Tekirdağ'ın Çorlu ilçesi Ziraat Odası Başkanı Ali Topuz, çiftçinin geçen yıl verimli bir yıl geçirdiğini, ancak bu yıldan yağışların olmaması nedeniyle kaygılarının olduğunu söyledi. Topuz, "Bu sene hasat sezonumuz güzel geçti. Buğdayda verimler iyiydi, ortalama 600 ile 700 kilo verim elde ettik. Ayçiçeğinde de 250 ile 350 kilo arasında verim gerçekleşti. Kanolada da ortalamamız 400 ile 420 kilogram arasında verim yakalamış olduk. 2018 ve 2019 sezonunun yağışlı ve bölgemizdeki yağışların da olumlu sonuçlanmasından dolayı elde edildi. Bu sene kurak bir sene geçiriyoruz. Kurak bir sene buğdaylarımız çıktı ama şu anda yürümüyor ve canlanamıyorlar. Bölgemizde yağmur olmadığı için. Geçen yıl ocak ayında bölgemize düşen yağış oranı miktarı 190 litreydi, bu sene ise 89 litre gibi bir yağış almış bölgemiz. Bu yağışlar da kuraklığı göstermektedir. Yüzde 55'lik bir düşüş kaynaklanmıştır. Kurak bir sene geçiriyoruz, bu bizi olumsuz etkilemektedir. Eğer bu kuraklık bu şekilde devam ederse sıkıntılı bir sezon geçiririz. Bizim için önemli olan yağış. Bu aylardaki yağış toprakta beslenmesi gerekiyordu ve toprağın suyu çekmesi gerekiyordu. Bu sene toprak suyu yeterince alamadı. Şu anda çok kurak gidiyor. Çiftçimiz sıkıntılı ve düşünceli şu anda. Biz dualarımızı ediyoruz, yağmur beklentimiz var. İnşallah yağmur yağacak diye umut ediyoruz" ifadelerini kullandı. 

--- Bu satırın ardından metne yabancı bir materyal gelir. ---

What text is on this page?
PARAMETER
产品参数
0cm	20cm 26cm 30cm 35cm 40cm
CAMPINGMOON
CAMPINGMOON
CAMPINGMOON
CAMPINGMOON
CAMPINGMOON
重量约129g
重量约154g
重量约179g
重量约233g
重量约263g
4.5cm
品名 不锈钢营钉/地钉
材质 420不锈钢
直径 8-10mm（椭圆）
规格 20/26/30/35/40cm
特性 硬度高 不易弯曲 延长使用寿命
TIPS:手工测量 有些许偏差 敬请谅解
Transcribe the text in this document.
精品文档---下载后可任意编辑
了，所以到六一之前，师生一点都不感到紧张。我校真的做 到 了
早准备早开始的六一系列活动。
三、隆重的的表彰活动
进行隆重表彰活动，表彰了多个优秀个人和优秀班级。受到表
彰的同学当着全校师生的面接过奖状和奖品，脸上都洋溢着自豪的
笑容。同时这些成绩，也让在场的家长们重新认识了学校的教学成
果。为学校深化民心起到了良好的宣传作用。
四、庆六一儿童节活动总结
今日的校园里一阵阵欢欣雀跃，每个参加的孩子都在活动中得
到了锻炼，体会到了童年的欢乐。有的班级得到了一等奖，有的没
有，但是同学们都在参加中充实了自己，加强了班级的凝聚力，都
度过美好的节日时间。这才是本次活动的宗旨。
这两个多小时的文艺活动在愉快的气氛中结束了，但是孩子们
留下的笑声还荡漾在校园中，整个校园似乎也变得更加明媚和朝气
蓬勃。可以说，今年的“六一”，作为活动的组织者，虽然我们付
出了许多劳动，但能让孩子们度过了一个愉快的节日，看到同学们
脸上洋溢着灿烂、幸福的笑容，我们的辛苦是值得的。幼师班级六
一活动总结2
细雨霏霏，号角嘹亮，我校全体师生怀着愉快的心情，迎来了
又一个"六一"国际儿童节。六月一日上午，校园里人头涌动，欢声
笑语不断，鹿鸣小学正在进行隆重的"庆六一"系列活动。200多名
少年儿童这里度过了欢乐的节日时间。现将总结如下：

"72 YAŞINDAYIM, İLK DEFA BU KADAR KURAKLIK GÖRÜYORUM" 

Edirne'nin Değirmenyeni köyünde çiftçilik yapan Nazım Aras, ektikleri buğdayın yer yer kurumaya başladığını belirterek, "Yağmur yağmazsa işimiz çok zor. Ben 72 yaşındayım, daha önce böyle şey görmedim. İlk defa bu kadar kuraklık görüyorum. Dünyanın dengesi mi bozuldu bilmiyorum. Üretici olarak çok tedirginiz. Yağmur olmadan biz hangi ürünü toplayacağız, nasıl satacağız, borcumuzu nasıl ödeyeceğiz? Çiftçide olmadığı zaman, hiç kimsede olmaz" dedi. 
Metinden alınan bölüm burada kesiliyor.